Back to Juventus and Platini. Having impressed against the Turin club in the quarter-final of the Cup Winners’ Cup, Brady was signed for around £500,000 in 1980. He formed an integral part of Juventus’s title winning sides of 1981 and 1982 that would go onto become one of the greatest in the history of the game.

An outsider upon his arrival, you’d be forgiven for expecting Brady to struggle to adapt to life in Italy. Quite the opposite was true in fact, as the Dubliner’s laid-back personality endeared him to his team-mates and manager alike. No small feat when you consider he played alongside Roberto Bettega, Marco Tardelli and Paolo Rossi, and was managed by legendary figure Giovanni Trapattoni.

Bettega fondly recalls Brady shaking all the hands of his team-mates before a friendly. A simple act, but one that Bettega and the other Italians in the squad had not seen before; it further helped integrate Brady at the Stadio Comunale Vitorio Pozzo. Trapattoni was acutely aware of Brady’s importance too.

He said of the Irishman: “There is no doubt about it he played a really decisive role. We may have had seven or eight players in the Italian squad but it was Brady who brought experience and personality to the side. He was vital, not only was he the teams main goal scorer for two seasons but he was the chief playmaker too.”

Brady would ultimately miss out on much of the club’s glories, both in Italy and Europe, which would arrive over the following four years. The Bianconeri completed their collection of European honours and were regarded as one of the best club sides in world football.

With rules in place that prevented Italian clubs from having more than three foreign players in their squad, Brady was the fall guy in 1982 when Platini joined. Despite this fact he went out in typical – and here is that term again – match winning style. The run-in for the 1982 scudetto had pitted Juventus against Fiorentina all the way until the final day. With Juventus needing to win against Catanzaro and the scores tied they won a penalty. Step forward Brady. The ball went one way and the keeper the other; 1-0, and Juventus were champions.

Brady had been told of his departure with three games remaining in the league and had again found his finest form when it was most needed. To the rather misplaced surprise of many Italians at the time, Brady had done right by the club who felt he was no longer needed. It was typical of the man and typical of Brady as a player.

Platini went onto win the Ballon d’Or on three occasions and score the winning penalty as Juventus collected their first ever European Cup in 1985. While the Frenchman is idolised in Turin it is worth noting the special place the man he replaced holds in the Juventus fan’s hearts.

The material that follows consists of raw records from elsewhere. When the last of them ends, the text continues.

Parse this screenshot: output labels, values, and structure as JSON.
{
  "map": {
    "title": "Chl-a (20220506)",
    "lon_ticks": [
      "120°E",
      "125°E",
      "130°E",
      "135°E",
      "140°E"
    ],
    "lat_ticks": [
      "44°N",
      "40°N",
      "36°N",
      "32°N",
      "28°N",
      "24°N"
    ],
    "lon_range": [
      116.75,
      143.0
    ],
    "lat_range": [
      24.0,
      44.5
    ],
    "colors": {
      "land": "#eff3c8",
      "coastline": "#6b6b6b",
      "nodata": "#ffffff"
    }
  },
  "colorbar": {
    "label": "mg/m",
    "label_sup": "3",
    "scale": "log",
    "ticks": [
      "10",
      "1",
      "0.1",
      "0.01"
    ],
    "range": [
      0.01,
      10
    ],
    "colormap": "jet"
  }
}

Content with life in Italy Brady had stints at Sampdoria, Inter Milan and Ascoli after leaving Juventus and finished his career back in London with West Ham United. After experiencing relegation with the Hammers, the first major failure of his playing career, he played his final professional game against Wolverhampton Wanderers on May 5, 1990.

How did Brady close the book on his glittering career? With a goal in a 4-0 win, of course. It just wouldn’t be Liam Brady if he failed to rise to the occasion.